If you look through all the production photos, you can see the are using a mix of real wood and wood veneer.
The also have access to some cool rustic blue stained pine veneer:

I now believe each design has different mix of production methods to create the illusion of log in a board. Some embedded wood, others veneer matching a embedded wood pieces.

They have a contact email on the main site, email and ask them?
:-)

-- If it wasn't for bad luck, I wouldn't have no luck at all, Doom, despair, agony on me… - Albert King - Born Under a Bad Sign released 1967

View QuangFromCalgary's profile

QuangFromCalgary

44 posts in 4238 days


#9 posted 09-30-2019 01:29 AM

So this is real. I thought this like of work is from outer space.
Here is the youtube video. It is not in English, so I don’t understand the word he is saying. BUT IT IS REAL… :)

https://www.youtube.com/watch?v=CbzYJ2fy0ts

View Madmark2's profile

Madmark2

3093 posts in 1828 days


#10 posted 09-30-2019 03:52 AM

Did any one else notice the lump of glue squeeze out and bad joint on the left table leg in the long shot? You can’t sand veneer.

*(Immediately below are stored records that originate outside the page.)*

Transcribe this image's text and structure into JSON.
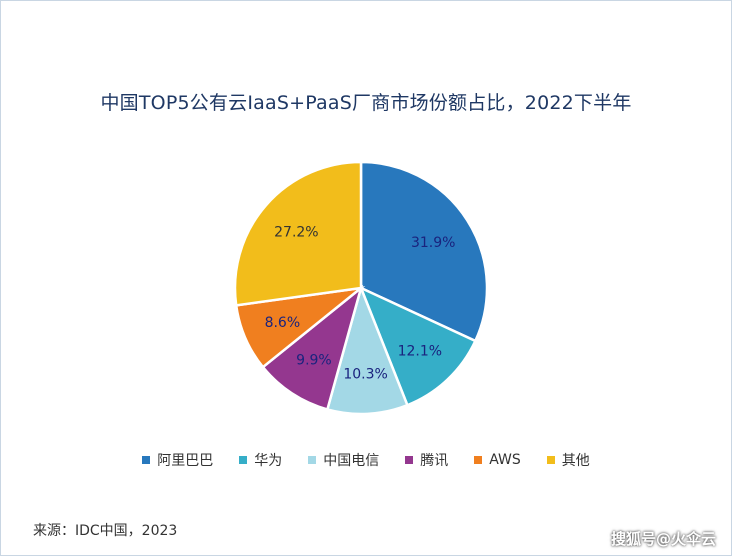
{
  "chart_data": {
    "type": "pie",
    "title": "中国TOP5公有云IaaS+PaaS厂商市场份额占比，2022下半年",
    "categories": [
      "阿里巴巴",
      "华为",
      "中国电信",
      "腾讯",
      "AWS",
      "其他"
    ],
    "values": [
      31.9,
      12.1,
      10.3,
      9.9,
      8.6,
      27.2
    ],
    "labels": [
      "31.9%",
      "12.1%",
      "10.3%",
      "9.9%",
      "8.6%",
      "27.2%"
    ],
    "colors": [
      "#2878bd",
      "#35aec8",
      "#a3d8e6",
      "#94378f",
      "#f07f1f",
      "#f2bd1b"
    ],
    "label_colors": [
      "#1a237e",
      "#1a237e",
      "#1a237e",
      "#1a237e",
      "#1a237e",
      "#333333"
    ],
    "legend_position": "bottom",
    "start": "12-o'clock",
    "direction": "clockwise"
  },
  "source": "来源：IDC中国，2023",
  "watermark": "搜狐号@火伞云"
}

Also the end grain and face grain don’t exactly match in the first pic – looks veneered.

My guess is CNC and lots of wood filler.

M

-- The hump with the stump and the pump!

View DS's profile

DS

3951 posts in 3660 days


#11 posted 09-30-2019 06:29 PM

The ends of the planks are face grain – these start with a plywood miterfolded box.

Then, it looks like they sliced a thin cookie of the end of the log and inlaid it in the plywood.
A slice from the split log inlaid on the top and there you have it.

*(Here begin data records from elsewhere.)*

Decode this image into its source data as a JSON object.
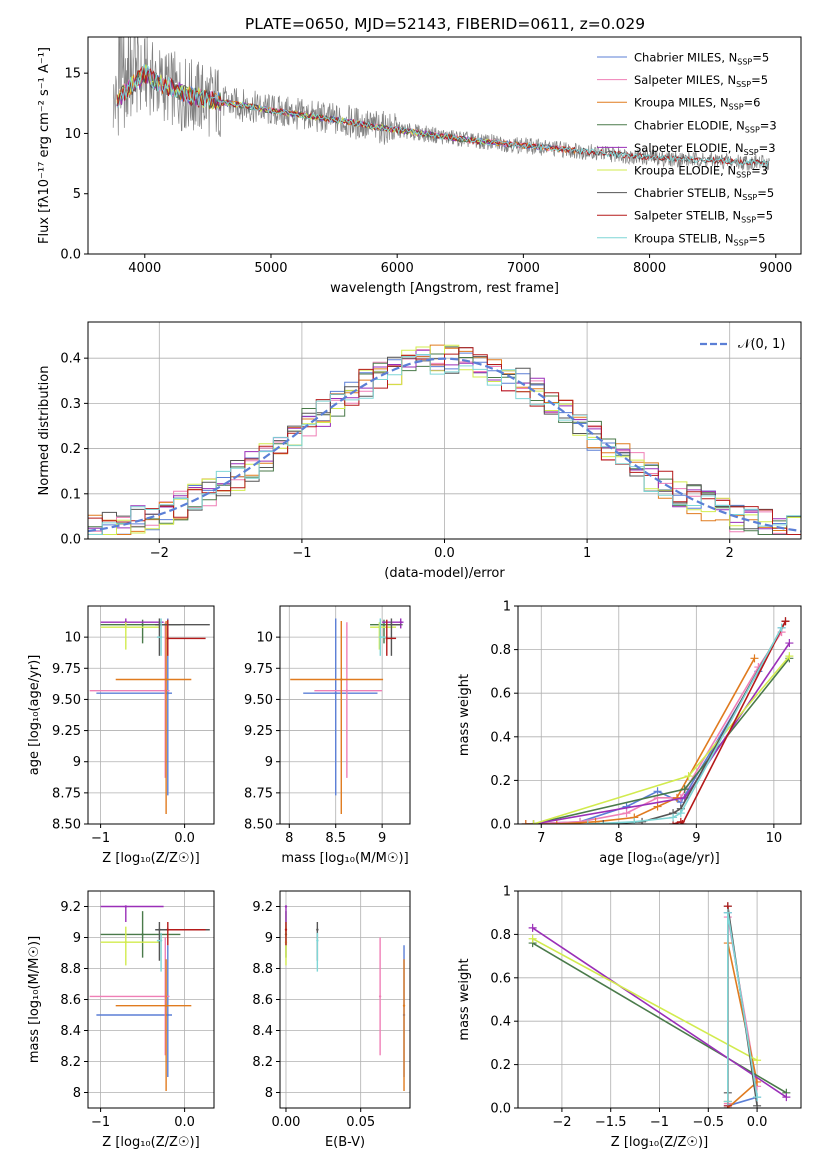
{
  "figure": {
    "title": "PLATE=0650, MJD=52143, FIBERID=0611, z=0.029"
  },
  "colors": {
    "Chabrier MILES": "#5b7fd6",
    "Salpeter MILES": "#ef7fb6",
    "Kroupa MILES": "#e07b1f",
    "Chabrier ELODIE": "#4a7a4a",
    "Salpeter ELODIE": "#9a2fb8",
    "Kroupa ELODIE": "#d2eb4e",
    "Chabrier STELIB": "#555555",
    "Salpeter STELIB": "#b51a1a",
    "Kroupa STELIB": "#7fd6d6",
    "data": "#808080",
    "normal": "#5b7fd6"
  },
  "chart_data": [
    {
      "id": "spectrum",
      "type": "line",
      "xlabel": "wavelength [Angstrom, rest frame]",
      "ylabel": "Flux [fλ10⁻¹⁷ erg cm⁻² s⁻¹ A⁻¹]",
      "xlim": [
        3550,
        9200
      ],
      "ylim": [
        0,
        18
      ],
      "xticks": [
        4000,
        5000,
        6000,
        7000,
        8000,
        9000
      ],
      "yticks": [
        0,
        5,
        10,
        15
      ],
      "legend": "top-right",
      "legend_entries": [
        {
          "label": "Chabrier MILES, N",
          "sub": "SSP",
          "suffix": "=5",
          "model": "Chabrier MILES"
        },
        {
          "label": "Salpeter MILES, N",
          "sub": "SSP",
          "suffix": "=5",
          "model": "Salpeter MILES"
        },
        {
          "label": "Kroupa MILES, N",
          "sub": "SSP",
          "suffix": "=6",
          "model": "Kroupa MILES"
        },
        {
          "label": "Chabrier ELODIE, N",
          "sub": "SSP",
          "suffix": "=3",
          "model": "Chabrier ELODIE"
        },
        {
          "label": "Salpeter ELODIE, N",
          "sub": "SSP",
          "suffix": "=3",
          "model": "Salpeter ELODIE"
        },
        {
          "label": "Kroupa ELODIE, N",
          "sub": "SSP",
          "suffix": "=3",
          "model": "Kroupa ELODIE"
        },
        {
          "label": "Chabrier STELIB, N",
          "sub": "SSP",
          "suffix": "=5",
          "model": "Chabrier STELIB"
        },
        {
          "label": "Salpeter STELIB, N",
          "sub": "SSP",
          "suffix": "=5",
          "model": "Salpeter STELIB"
        },
        {
          "label": "Kroupa STELIB, N",
          "sub": "SSP",
          "suffix": "=5",
          "model": "Kroupa STELIB"
        }
      ],
      "data_curve": {
        "x": [
          3750,
          3800,
          3850,
          3900,
          3950,
          4000,
          4100,
          4200,
          4300,
          4400,
          4500,
          4600,
          4800,
          5000,
          5200,
          5400,
          5600,
          5800,
          6000,
          6200,
          6400,
          6600,
          6800,
          7000,
          7200,
          7400,
          7600,
          7800,
          8000,
          8200,
          8400,
          8600,
          8800,
          8950
        ],
        "y": [
          12.5,
          13.0,
          13.5,
          14.0,
          14.5,
          15.0,
          14.2,
          13.8,
          13.3,
          13.0,
          12.8,
          12.6,
          12.3,
          11.9,
          11.6,
          11.3,
          11.0,
          10.6,
          10.3,
          10.0,
          9.7,
          9.4,
          9.2,
          9.0,
          8.8,
          8.6,
          8.4,
          8.2,
          8.0,
          7.9,
          7.8,
          7.7,
          7.6,
          7.5
        ]
      }
    },
    {
      "id": "residuals",
      "type": "line",
      "xlabel": "(data-model)/error",
      "ylabel": "Normed distribution",
      "xlim": [
        -2.5,
        2.5
      ],
      "ylim": [
        0,
        0.48
      ],
      "xticks": [
        -2,
        -1,
        0,
        1,
        2
      ],
      "yticks": [
        0.0,
        0.1,
        0.2,
        0.3,
        0.4
      ],
      "legend": "top-right",
      "normal_label": "𝒩(0, 1)",
      "hist_bin_width": 0.1
    },
    {
      "id": "age_vs_Z",
      "type": "scatter",
      "xlabel": "Z [log₁₀(Z/Z☉)]",
      "ylabel": "age  [log₁₀(age/yr)]",
      "xlim": [
        -1.15,
        0.35
      ],
      "ylim": [
        8.5,
        10.25
      ],
      "xticks": [
        -1,
        0
      ],
      "yticks": [
        8.5,
        8.75,
        9.0,
        9.25,
        9.5,
        9.75,
        10.0
      ],
      "points": [
        {
          "model": "Chabrier MILES",
          "x": -0.2,
          "xerr": [
            0.85,
            0.05
          ],
          "y": 9.55,
          "yerr": [
            0.82,
            0.6
          ]
        },
        {
          "model": "Salpeter MILES",
          "x": -0.23,
          "xerr": [
            0.9,
            0.05
          ],
          "y": 9.57,
          "yerr": [
            0.7,
            0.55
          ]
        },
        {
          "model": "Kroupa MILES",
          "x": -0.22,
          "xerr": [
            0.6,
            0.3
          ],
          "y": 9.66,
          "yerr": [
            1.08,
            0.47
          ]
        },
        {
          "model": "Chabrier ELODIE",
          "x": -0.5,
          "xerr": [
            0.5,
            0.45
          ],
          "y": 10.1,
          "yerr": [
            0.15,
            0.04
          ]
        },
        {
          "model": "Salpeter ELODIE",
          "x": -0.7,
          "xerr": [
            0.3,
            0.45
          ],
          "y": 10.12,
          "yerr": [
            0.05,
            0.03
          ]
        },
        {
          "model": "Kroupa ELODIE",
          "x": -0.7,
          "xerr": [
            0.3,
            0.4
          ],
          "y": 10.08,
          "yerr": [
            0.18,
            0.04
          ]
        },
        {
          "model": "Chabrier STELIB",
          "x": -0.3,
          "xerr": [
            0.05,
            0.6
          ],
          "y": 10.1,
          "yerr": [
            0.25,
            0.05
          ]
        },
        {
          "model": "Salpeter STELIB",
          "x": -0.2,
          "xerr": [
            0.0,
            0.45
          ],
          "y": 9.99,
          "yerr": [
            0.14,
            0.15
          ]
        },
        {
          "model": "Kroupa STELIB",
          "x": -0.28,
          "xerr": [
            0.05,
            0.0
          ],
          "y": 10.0,
          "yerr": [
            0.15,
            0.15
          ]
        }
      ]
    },
    {
      "id": "age_vs_mass",
      "type": "scatter",
      "xlabel": "mass [log₁₀(M/M☉)]",
      "ylabel": "",
      "xlim": [
        7.9,
        9.3
      ],
      "ylim": [
        8.5,
        10.25
      ],
      "xticks": [
        8.0,
        8.5,
        9.0
      ],
      "yticks": [
        8.5,
        8.75,
        9.0,
        9.25,
        9.5,
        9.75,
        10.0
      ],
      "points": [
        {
          "model": "Chabrier MILES",
          "x": 8.5,
          "xerr": [
            0.35,
            0.45
          ],
          "y": 9.55,
          "yerr": [
            0.82,
            0.6
          ]
        },
        {
          "model": "Salpeter MILES",
          "x": 8.62,
          "xerr": [
            0.35,
            0.38
          ],
          "y": 9.57,
          "yerr": [
            0.7,
            0.55
          ]
        },
        {
          "model": "Kroupa MILES",
          "x": 8.56,
          "xerr": [
            0.55,
            0.45
          ],
          "y": 9.66,
          "yerr": [
            1.08,
            0.47
          ]
        },
        {
          "model": "Chabrier ELODIE",
          "x": 9.02,
          "xerr": [
            0.15,
            0.2
          ],
          "y": 10.1,
          "yerr": [
            0.15,
            0.04
          ]
        },
        {
          "model": "Salpeter ELODIE",
          "x": 9.2,
          "xerr": [
            0.2,
            0.03
          ],
          "y": 10.12,
          "yerr": [
            0.05,
            0.03
          ]
        },
        {
          "model": "Kroupa ELODIE",
          "x": 8.97,
          "xerr": [
            0.1,
            0.18
          ],
          "y": 10.08,
          "yerr": [
            0.18,
            0.04
          ]
        },
        {
          "model": "Chabrier STELIB",
          "x": 9.1,
          "xerr": [
            0.0,
            0.1
          ],
          "y": 10.1,
          "yerr": [
            0.25,
            0.05
          ]
        },
        {
          "model": "Salpeter STELIB",
          "x": 9.05,
          "xerr": [
            0.0,
            0.1
          ],
          "y": 9.99,
          "yerr": [
            0.14,
            0.15
          ]
        },
        {
          "model": "Kroupa STELIB",
          "x": 8.98,
          "xerr": [
            0.0,
            0.06
          ],
          "y": 10.0,
          "yerr": [
            0.15,
            0.15
          ]
        }
      ]
    },
    {
      "id": "weight_vs_age",
      "type": "line",
      "xlabel": "age  [log₁₀(age/yr)]",
      "ylabel": "mass weight",
      "xlim": [
        6.7,
        10.35
      ],
      "ylim": [
        0,
        1.0
      ],
      "xticks": [
        7,
        8,
        9,
        10
      ],
      "yticks": [
        0.0,
        0.2,
        0.4,
        0.6,
        0.8,
        1.0
      ],
      "series": [
        {
          "model": "Chabrier MILES",
          "x": [
            6.8,
            7.5,
            8.1,
            8.5,
            8.8,
            9.8,
            10.1
          ],
          "y": [
            0.0,
            0.01,
            0.08,
            0.15,
            0.1,
            0.7,
            0.9
          ]
        },
        {
          "model": "Salpeter MILES",
          "x": [
            6.8,
            7.5,
            8.1,
            8.5,
            8.8,
            9.8,
            10.1
          ],
          "y": [
            0.0,
            0.01,
            0.05,
            0.12,
            0.12,
            0.72,
            0.88
          ]
        },
        {
          "model": "Kroupa MILES",
          "x": [
            6.8,
            7.2,
            7.7,
            8.2,
            8.5,
            8.75,
            9.75
          ],
          "y": [
            0.0,
            0.0,
            0.01,
            0.03,
            0.08,
            0.12,
            0.76
          ]
        },
        {
          "model": "Chabrier ELODIE",
          "x": [
            6.9,
            8.85,
            10.2
          ],
          "y": [
            0.0,
            0.16,
            0.76
          ]
        },
        {
          "model": "Salpeter ELODIE",
          "x": [
            6.9,
            8.85,
            10.2
          ],
          "y": [
            0.0,
            0.12,
            0.83
          ]
        },
        {
          "model": "Kroupa ELODIE",
          "x": [
            6.9,
            8.9,
            10.2
          ],
          "y": [
            0.0,
            0.22,
            0.77
          ]
        },
        {
          "model": "Chabrier STELIB",
          "x": [
            7.8,
            8.3,
            8.7,
            8.8,
            10.15
          ],
          "y": [
            0.0,
            0.01,
            0.05,
            0.07,
            0.93
          ]
        },
        {
          "model": "Salpeter STELIB",
          "x": [
            8.7,
            8.8,
            8.82,
            10.15
          ],
          "y": [
            0.0,
            0.01,
            0.0,
            0.93
          ]
        },
        {
          "model": "Kroupa STELIB",
          "x": [
            7.6,
            8.2,
            8.7,
            8.8,
            10.1
          ],
          "y": [
            0.0,
            0.01,
            0.03,
            0.05,
            0.9
          ]
        }
      ]
    },
    {
      "id": "mass_vs_Z",
      "type": "scatter",
      "xlabel": "Z [log₁₀(Z/Z☉)]",
      "ylabel": "mass [log₁₀(M/M☉)]",
      "xlim": [
        -1.15,
        0.35
      ],
      "ylim": [
        7.9,
        9.3
      ],
      "xticks": [
        -1,
        0
      ],
      "yticks": [
        8.0,
        8.2,
        8.4,
        8.6,
        8.8,
        9.0,
        9.2
      ],
      "points": [
        {
          "model": "Chabrier MILES",
          "x": -0.2,
          "xerr": [
            0.85,
            0.05
          ],
          "y": 8.5,
          "yerr": [
            0.4,
            0.45
          ]
        },
        {
          "model": "Salpeter MILES",
          "x": -0.23,
          "xerr": [
            0.9,
            0.05
          ],
          "y": 8.62,
          "yerr": [
            0.38,
            0.38
          ]
        },
        {
          "model": "Kroupa MILES",
          "x": -0.22,
          "xerr": [
            0.6,
            0.3
          ],
          "y": 8.56,
          "yerr": [
            0.55,
            0.3
          ]
        },
        {
          "model": "Chabrier ELODIE",
          "x": -0.5,
          "xerr": [
            0.5,
            0.45
          ],
          "y": 9.02,
          "yerr": [
            0.15,
            0.15
          ]
        },
        {
          "model": "Salpeter ELODIE",
          "x": -0.7,
          "xerr": [
            0.3,
            0.45
          ],
          "y": 9.2,
          "yerr": [
            0.1,
            0.0
          ]
        },
        {
          "model": "Kroupa ELODIE",
          "x": -0.7,
          "xerr": [
            0.3,
            0.4
          ],
          "y": 8.97,
          "yerr": [
            0.15,
            0.1
          ]
        },
        {
          "model": "Chabrier STELIB",
          "x": -0.3,
          "xerr": [
            0.05,
            0.6
          ],
          "y": 9.05,
          "yerr": [
            0.2,
            0.05
          ]
        },
        {
          "model": "Salpeter STELIB",
          "x": -0.2,
          "xerr": [
            0.0,
            0.45
          ],
          "y": 9.05,
          "yerr": [
            0.1,
            0.05
          ]
        },
        {
          "model": "Kroupa STELIB",
          "x": -0.28,
          "xerr": [
            0.05,
            0.0
          ],
          "y": 8.98,
          "yerr": [
            0.2,
            0.05
          ]
        }
      ]
    },
    {
      "id": "mass_vs_ebv",
      "type": "scatter",
      "xlabel": "E(B-V)",
      "ylabel": "",
      "xlim": [
        -0.004,
        0.083
      ],
      "ylim": [
        7.9,
        9.3
      ],
      "xticks": [
        0.0,
        0.05
      ],
      "yticks": [
        8.0,
        8.2,
        8.4,
        8.6,
        8.8,
        9.0,
        9.2
      ],
      "points": [
        {
          "model": "Chabrier MILES",
          "x": 0.079,
          "y": 8.5,
          "yerr": [
            0.4,
            0.45
          ]
        },
        {
          "model": "Salpeter MILES",
          "x": 0.063,
          "y": 8.62,
          "yerr": [
            0.38,
            0.38
          ]
        },
        {
          "model": "Kroupa MILES",
          "x": 0.079,
          "y": 8.56,
          "yerr": [
            0.55,
            0.3
          ]
        },
        {
          "model": "Chabrier ELODIE",
          "x": 0.0,
          "y": 9.02,
          "yerr": [
            0.15,
            0.15
          ]
        },
        {
          "model": "Salpeter ELODIE",
          "x": 0.0,
          "y": 9.2,
          "yerr": [
            0.1,
            0.0
          ]
        },
        {
          "model": "Kroupa ELODIE",
          "x": 0.0,
          "y": 8.97,
          "yerr": [
            0.15,
            0.1
          ]
        },
        {
          "model": "Chabrier STELIB",
          "x": 0.021,
          "y": 9.05,
          "yerr": [
            0.2,
            0.05
          ]
        },
        {
          "model": "Salpeter STELIB",
          "x": 0.0,
          "y": 9.05,
          "yerr": [
            0.1,
            0.05
          ]
        },
        {
          "model": "Kroupa STELIB",
          "x": 0.021,
          "y": 8.98,
          "yerr": [
            0.2,
            0.05
          ]
        }
      ]
    },
    {
      "id": "weight_vs_Z",
      "type": "line",
      "xlabel": "Z [log₁₀(Z/Z☉)]",
      "ylabel": "mass weight",
      "xlim": [
        -2.45,
        0.45
      ],
      "ylim": [
        0,
        1.0
      ],
      "xticks": [
        -2.0,
        -1.5,
        -1.0,
        -0.5,
        0.0
      ],
      "yticks": [
        0.0,
        0.2,
        0.4,
        0.6,
        0.8,
        1.0
      ],
      "series": [
        {
          "model": "Chabrier MILES",
          "x": [
            -0.3,
            -0.3,
            0.0,
            -0.3
          ],
          "y": [
            0.0,
            0.9,
            0.05,
            0.01
          ]
        },
        {
          "model": "Salpeter MILES",
          "x": [
            -0.3,
            -0.3,
            0.0
          ],
          "y": [
            0.02,
            0.88,
            0.1
          ]
        },
        {
          "model": "Kroupa MILES",
          "x": [
            -0.3,
            -0.3,
            0.0,
            -0.3
          ],
          "y": [
            0.03,
            0.76,
            0.12,
            0.0
          ]
        },
        {
          "model": "Chabrier ELODIE",
          "x": [
            -2.3,
            0.3
          ],
          "y": [
            0.76,
            0.07
          ]
        },
        {
          "model": "Salpeter ELODIE",
          "x": [
            -2.3,
            0.3
          ],
          "y": [
            0.83,
            0.05
          ]
        },
        {
          "model": "Kroupa ELODIE",
          "x": [
            -2.3,
            0.0
          ],
          "y": [
            0.78,
            0.22
          ]
        },
        {
          "model": "Chabrier STELIB",
          "x": [
            -0.3,
            -0.3,
            0.0
          ],
          "y": [
            0.07,
            0.93,
            0.01
          ]
        },
        {
          "model": "Salpeter STELIB",
          "x": [
            -0.3,
            -0.3
          ],
          "y": [
            0.01,
            0.93
          ]
        },
        {
          "model": "Kroupa STELIB",
          "x": [
            -0.3,
            -0.3,
            0.0
          ],
          "y": [
            0.03,
            0.9,
            0.05
          ]
        }
      ]
    }
  ]
}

-- "Hard work is not defined by the difficulty of the task as much as a person's desire to perform it.", DS

View Phil32's profile

Phil32

1585 posts in 1143 days


#12 posted 09-30-2019 07:31 PM

We live in a time of amazing deceptions, but they are still deceptions.

-- You know, this site doesn't require woodworking skills, but you should know how to write.

View DRWard's profile

DRWard

22 posts in 918 days


#13 posted 09-30-2019 08:46 PM

While I am not interested in trying this myself, I think it is an interesting design concept. Moreover, while I would not want a room full of furniture based on these designs, a small piece would be certain to draw a lot conversation and curiosity.

-- Donn, North Carolina

View tomd's profile

tomd

2222 posts in 5010 days


#14 posted 10-01-2019 12:12 AM

I think this is a very nice display of veneer inlaying.

-- Tom D

View WoodenDreams's profile

WoodenDreams

1432 posts in 1151 days


#15 posted 10-01-2019 04:21 AM

The bottom pics with the burnt mark lines is ‘Electro Fractal’ wood burning. We have a guy in town that goes to flea markets and craft shows that sells his work, he sells primarily wood wall hangings and small crates with multiple lightening strikes burnt into wood. Sort of neat. We also have a furniture store in town that sells imitation cedar chests. If you look closely at those chests that they sell. It’s actually a glued on, thin picture on MDF board. Just like the cheap MDF furniture you see in stores, with the imitation wood look. People buy them not knowing it’s department store MDF furniture.